Norman Douglas è uno scrittore inglese che all’inizio del secolo ha compiuto un viaggio partendo dalla Puglia fino a Messina, attraversando Basilicata e Calabria e soffermandosi anche sul Pollino.
Durante questo viaggio, in località poco note, ha raccolto numerose annotazioni di carattere storico, artistico e antropologico, con un punto di vista molto “inglese” ma efficacemente descrittive e per alcuni versi anche molto attuali quando si parla della condizione socio-culturale delle genti del sud.

Questo suo viaggio è documentato in un fantastico libro “Old Calabria”, che consiglio a tutti di leggere.

Il capitolo XIV, “i Draghi”, mi ha particolarmente colpito: con una piccola anticipazione alla fine del capitolo precedente, N. Douglas si avventura in una fantastica ricerca sulla simbologia del drago nelle culture umane.

Secondo l’autore, i draghi rappresentano nell’immaginario umano, spesso belve che vivono nel sottosuolo.

Se il drago vive sottoterra, le acque che scorrono sulla superficie della terra non sono altro che draghi usciti all’esterno. Basta pensare al drago sputafuoco per associare quest’immagine a quella di una sorgente termale con i suoi sbuffi di vapore. Oppure al corso meandriforme dei fiumi che ricorda, quando non costretti da opere di contenimento umane, il movimento sinuoso di un rettile. Se poi questi hanno regimi irregolari ed impetuosi e sono capaci di produrre distruzioni e catastrofi con perdite di vite umane, ecco che il drago diventa una belva pericolosa, forte e incontenibile contro il quale l’uomo deve difendersi con caparbietà e tenacia.

Un piccolo specchio d’acqua, una sorgente, diventano l’occhio di un drago che ci osserva con quella fissità tipica dei rettili, ricordando che in greco “dràkon” e “ophis” (serpente) sono anche la radice etimologica di osservare, guardare, occhio.

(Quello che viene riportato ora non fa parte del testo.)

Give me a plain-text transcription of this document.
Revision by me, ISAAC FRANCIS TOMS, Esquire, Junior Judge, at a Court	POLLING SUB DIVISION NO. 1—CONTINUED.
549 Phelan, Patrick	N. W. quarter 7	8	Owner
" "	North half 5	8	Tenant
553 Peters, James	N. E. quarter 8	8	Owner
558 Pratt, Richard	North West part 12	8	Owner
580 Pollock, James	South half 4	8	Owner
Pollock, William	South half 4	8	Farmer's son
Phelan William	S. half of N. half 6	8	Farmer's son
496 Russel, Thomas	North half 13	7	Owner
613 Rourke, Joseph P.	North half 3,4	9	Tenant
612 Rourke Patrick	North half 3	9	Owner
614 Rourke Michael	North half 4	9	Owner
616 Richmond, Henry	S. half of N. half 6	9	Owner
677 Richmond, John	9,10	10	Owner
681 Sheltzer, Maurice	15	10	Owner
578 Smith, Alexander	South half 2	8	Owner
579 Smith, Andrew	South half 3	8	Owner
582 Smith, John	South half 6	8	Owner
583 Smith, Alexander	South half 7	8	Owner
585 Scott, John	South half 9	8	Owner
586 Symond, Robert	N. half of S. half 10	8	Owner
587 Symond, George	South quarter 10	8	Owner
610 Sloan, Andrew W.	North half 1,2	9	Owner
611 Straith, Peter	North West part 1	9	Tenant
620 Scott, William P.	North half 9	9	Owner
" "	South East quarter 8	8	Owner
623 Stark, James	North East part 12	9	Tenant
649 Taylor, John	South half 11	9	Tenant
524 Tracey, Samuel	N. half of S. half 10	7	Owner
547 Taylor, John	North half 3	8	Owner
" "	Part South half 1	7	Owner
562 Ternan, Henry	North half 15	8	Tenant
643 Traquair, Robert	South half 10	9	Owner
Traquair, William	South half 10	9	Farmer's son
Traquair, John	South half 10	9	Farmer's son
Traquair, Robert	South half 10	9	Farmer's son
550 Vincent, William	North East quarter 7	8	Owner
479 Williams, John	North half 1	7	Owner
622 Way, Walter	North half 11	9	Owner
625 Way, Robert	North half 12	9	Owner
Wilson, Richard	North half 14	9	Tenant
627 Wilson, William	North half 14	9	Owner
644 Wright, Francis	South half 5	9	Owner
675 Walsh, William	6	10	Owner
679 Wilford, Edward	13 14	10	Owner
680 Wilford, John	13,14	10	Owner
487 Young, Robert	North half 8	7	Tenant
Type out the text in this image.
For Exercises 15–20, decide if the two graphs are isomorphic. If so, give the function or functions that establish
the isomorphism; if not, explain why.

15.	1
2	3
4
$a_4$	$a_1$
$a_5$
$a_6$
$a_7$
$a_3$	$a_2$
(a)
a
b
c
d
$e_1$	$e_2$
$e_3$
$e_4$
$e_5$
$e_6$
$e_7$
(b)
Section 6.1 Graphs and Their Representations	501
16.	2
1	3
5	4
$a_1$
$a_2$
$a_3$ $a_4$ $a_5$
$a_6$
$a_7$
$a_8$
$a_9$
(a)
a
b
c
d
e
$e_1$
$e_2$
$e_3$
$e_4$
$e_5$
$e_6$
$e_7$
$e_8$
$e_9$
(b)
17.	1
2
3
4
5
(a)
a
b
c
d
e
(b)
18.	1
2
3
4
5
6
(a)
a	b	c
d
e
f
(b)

Una conferma di quanto dice il Douglas l’ho avuta visitando a Castel San Felice di Narco, in Umbria, una delle più belle chiese romaniche d’Italia (forse sconosciuta al Douglas): in un bassorilievo è ricordata l’opera di bonifica e contenimento del fiume Nera da parte dei Frati Benedettini avvenuta nel XII sec. rappresentata proprio come la lotta contro un mostruoso drago.
Anche in una antica favola cinese si parla di una località dove il drago aveva inghiottito il sole (la nebbia provocata da una grande palude) e solo con la bonifica il drago fu ucciso e il sole ricomparve.
I nostro vecchi contadini irrigavano conducendo un piccolo corpo d’acqua sui campi. A volte con un guizzo rapido l’acqua, proprio come un rettile, apriva una cavità nei porosi terreni di origine carsica, anche molto profonda, e si inabissava provocando grande spavento.
In provincia di Terni il ramarro (un “piccolo drago”) viene comunemente chiamato “rago” a conferma che la trasformazione dell’etimo da “drago” a “rago” è comune anche lontano dalle nostre terre.

Mi vengono in mente alcuni toponimi del Pollino come Raganello, Colle del Dragone, Vallone del Rago, che hanno come origine sicuramente l’etimo “dràkon” con la perdita della “d” o attraverso il rafforzamento della “r”.

Questi toponimi sono associati a corsi d’acqua impetuosi o meandriformi, così come in prossimità del Colle del Dragone (italianizzazione di Ragone?) prende origine in occasione di forti temporali estivi un impetuoso e selvaggio rivolo d’acqua: un DRAGO… appunto!